Unter Berücksichtigung der gemachten Erfahrungen wird danach ein
Lehrmittel erarbeitet, welches von Oberstufenlehrpersonen eingesetzt
werden kann und den Berufswahlunterricht sinnvoll ergänzt.
Das Projektteam, welches für die Umsetzung von Piazza verantwortlich
ist, besteht aus Ariane Bearth-Riatsch (Schultherapeutin), Lucio
Decurtins, (Sozialpädagoge) und Justina Derungs (Theaterpädagogin).
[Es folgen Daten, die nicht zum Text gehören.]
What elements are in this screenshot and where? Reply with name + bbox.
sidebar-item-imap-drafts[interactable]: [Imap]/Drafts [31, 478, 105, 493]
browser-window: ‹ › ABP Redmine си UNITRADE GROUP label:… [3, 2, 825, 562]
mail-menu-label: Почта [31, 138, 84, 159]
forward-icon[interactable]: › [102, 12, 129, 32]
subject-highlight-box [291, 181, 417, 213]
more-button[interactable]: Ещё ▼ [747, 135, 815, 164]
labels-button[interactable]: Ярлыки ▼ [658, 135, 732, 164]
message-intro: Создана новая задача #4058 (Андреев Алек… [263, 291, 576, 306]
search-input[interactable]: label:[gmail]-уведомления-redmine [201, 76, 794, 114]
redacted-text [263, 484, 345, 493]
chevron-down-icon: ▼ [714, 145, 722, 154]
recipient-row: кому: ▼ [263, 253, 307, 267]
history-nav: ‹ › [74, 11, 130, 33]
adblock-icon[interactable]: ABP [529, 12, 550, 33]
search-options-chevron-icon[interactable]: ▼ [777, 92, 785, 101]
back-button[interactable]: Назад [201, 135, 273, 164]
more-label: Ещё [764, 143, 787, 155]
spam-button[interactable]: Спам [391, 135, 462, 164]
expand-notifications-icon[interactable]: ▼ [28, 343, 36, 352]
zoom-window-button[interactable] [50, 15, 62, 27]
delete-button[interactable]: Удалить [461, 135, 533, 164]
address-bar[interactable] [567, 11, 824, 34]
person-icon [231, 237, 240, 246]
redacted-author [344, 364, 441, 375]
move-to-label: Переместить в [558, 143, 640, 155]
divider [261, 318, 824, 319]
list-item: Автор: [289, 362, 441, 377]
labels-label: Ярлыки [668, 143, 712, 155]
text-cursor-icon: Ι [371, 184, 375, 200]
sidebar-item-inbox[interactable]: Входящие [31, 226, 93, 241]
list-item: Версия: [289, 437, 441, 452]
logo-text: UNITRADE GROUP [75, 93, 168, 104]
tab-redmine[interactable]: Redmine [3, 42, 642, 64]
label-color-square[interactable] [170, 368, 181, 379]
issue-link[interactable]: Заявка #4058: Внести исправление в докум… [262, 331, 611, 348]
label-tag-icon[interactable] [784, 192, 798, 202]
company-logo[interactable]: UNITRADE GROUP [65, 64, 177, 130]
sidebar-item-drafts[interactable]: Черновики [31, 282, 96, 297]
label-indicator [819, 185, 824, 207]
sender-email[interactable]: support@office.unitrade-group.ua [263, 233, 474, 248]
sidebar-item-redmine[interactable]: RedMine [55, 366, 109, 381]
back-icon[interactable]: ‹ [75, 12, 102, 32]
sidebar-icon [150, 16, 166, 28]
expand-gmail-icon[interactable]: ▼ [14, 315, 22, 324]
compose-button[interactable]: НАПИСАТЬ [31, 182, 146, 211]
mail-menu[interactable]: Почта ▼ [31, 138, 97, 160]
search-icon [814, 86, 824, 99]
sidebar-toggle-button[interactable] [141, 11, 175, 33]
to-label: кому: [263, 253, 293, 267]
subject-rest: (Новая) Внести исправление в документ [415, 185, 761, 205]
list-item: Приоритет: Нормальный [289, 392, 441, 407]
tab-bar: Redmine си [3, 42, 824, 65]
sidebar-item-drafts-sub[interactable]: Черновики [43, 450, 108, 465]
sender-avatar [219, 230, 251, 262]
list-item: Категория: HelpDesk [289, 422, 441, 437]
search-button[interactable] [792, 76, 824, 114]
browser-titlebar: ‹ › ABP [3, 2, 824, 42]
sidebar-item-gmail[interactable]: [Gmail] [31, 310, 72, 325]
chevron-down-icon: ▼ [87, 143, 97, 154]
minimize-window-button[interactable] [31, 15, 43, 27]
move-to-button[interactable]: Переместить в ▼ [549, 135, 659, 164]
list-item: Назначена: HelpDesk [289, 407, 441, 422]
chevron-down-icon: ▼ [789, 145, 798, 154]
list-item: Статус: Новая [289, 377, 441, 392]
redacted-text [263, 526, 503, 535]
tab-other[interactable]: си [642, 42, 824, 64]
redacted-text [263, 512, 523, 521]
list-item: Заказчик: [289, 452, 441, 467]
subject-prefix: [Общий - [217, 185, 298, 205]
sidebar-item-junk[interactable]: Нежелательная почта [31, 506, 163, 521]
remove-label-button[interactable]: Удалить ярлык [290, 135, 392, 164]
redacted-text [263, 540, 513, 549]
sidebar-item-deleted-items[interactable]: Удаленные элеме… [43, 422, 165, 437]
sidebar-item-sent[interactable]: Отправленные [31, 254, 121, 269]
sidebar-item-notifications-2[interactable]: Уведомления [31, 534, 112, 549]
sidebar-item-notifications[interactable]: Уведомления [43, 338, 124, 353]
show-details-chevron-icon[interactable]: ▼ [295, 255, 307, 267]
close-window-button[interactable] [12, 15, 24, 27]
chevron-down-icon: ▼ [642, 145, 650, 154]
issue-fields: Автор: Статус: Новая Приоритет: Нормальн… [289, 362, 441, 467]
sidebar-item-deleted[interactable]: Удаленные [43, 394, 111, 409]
Das Projekt Piazza wird durch Gelder des Lehrstellenbeschlusses 2
des Bundes finanziert. Dieser unterstützt als Aktionsprogramm Beiträge
zur nachhaltigen Verbesserung des Lehrstellenmarkts und zur Entwicklung
der Berufsbildung. Eine der Zielsetzungen des Lehrstellenbeschlusses ist
die Förderung der tatsächlichen Gleichstellung von Frau und Mann im
Berufsbildungsbereich. In diesem Förderungsbereich ist das Projekt
Piazza angesiedelt.
Das Lebensmodelllotto
Für die Umsetzung des Projekts Piazza hat das Projektteam ein Lotto
erarbeitet. Mit je elf Frauen und Männern wurden Gespräche geführt über
ihr persönliches Lebensmodell. Diese unterschiedlichen Modelle werden
auf je drei Tafeln inklusive Foto dargestellt. Die gelebten Modelle
reichen von traditionellen Familienformen zu verschiedenen Formen von
Arbeitsteilung zwischen Männern und Frauen, auch zu kinderlosen und
homosexuellen Partnerschaften, allein stehenden und allein erziehenden
Personen.
Die Lottotafeln ermöglichen es, spielerisch an das Thema heran zu
gehen. Welche Vorstellungen lösen die Bilder aus? Wirkt diese Frau eher
mütterlich, wird sie also Kinder haben - oder jene sehr selbstbewusst,
passt sie vielleicht zur Tafel mit der politisch aktiven Frau? Mit
welchen Bildern im Kopf stufen wir die Menschen ein - könnte es auch
ganz anders sein? Und in welchen Rollen und Modellen würden sich
Jugendliche selber gerne sehen? Mit Hilfe des Lottos können solche
Fragen sehr lebensnah und realistisch wahrgenommen und diskutiert
werden.
Das Lotto wird zum Projektabschluss Teil des geplanten Lehrmittels
werden, welches für Lehrkräfte wie auch weitere an Gleichstellungsthemen
interessierte Kreise aus Bildung und Politik gedacht ist.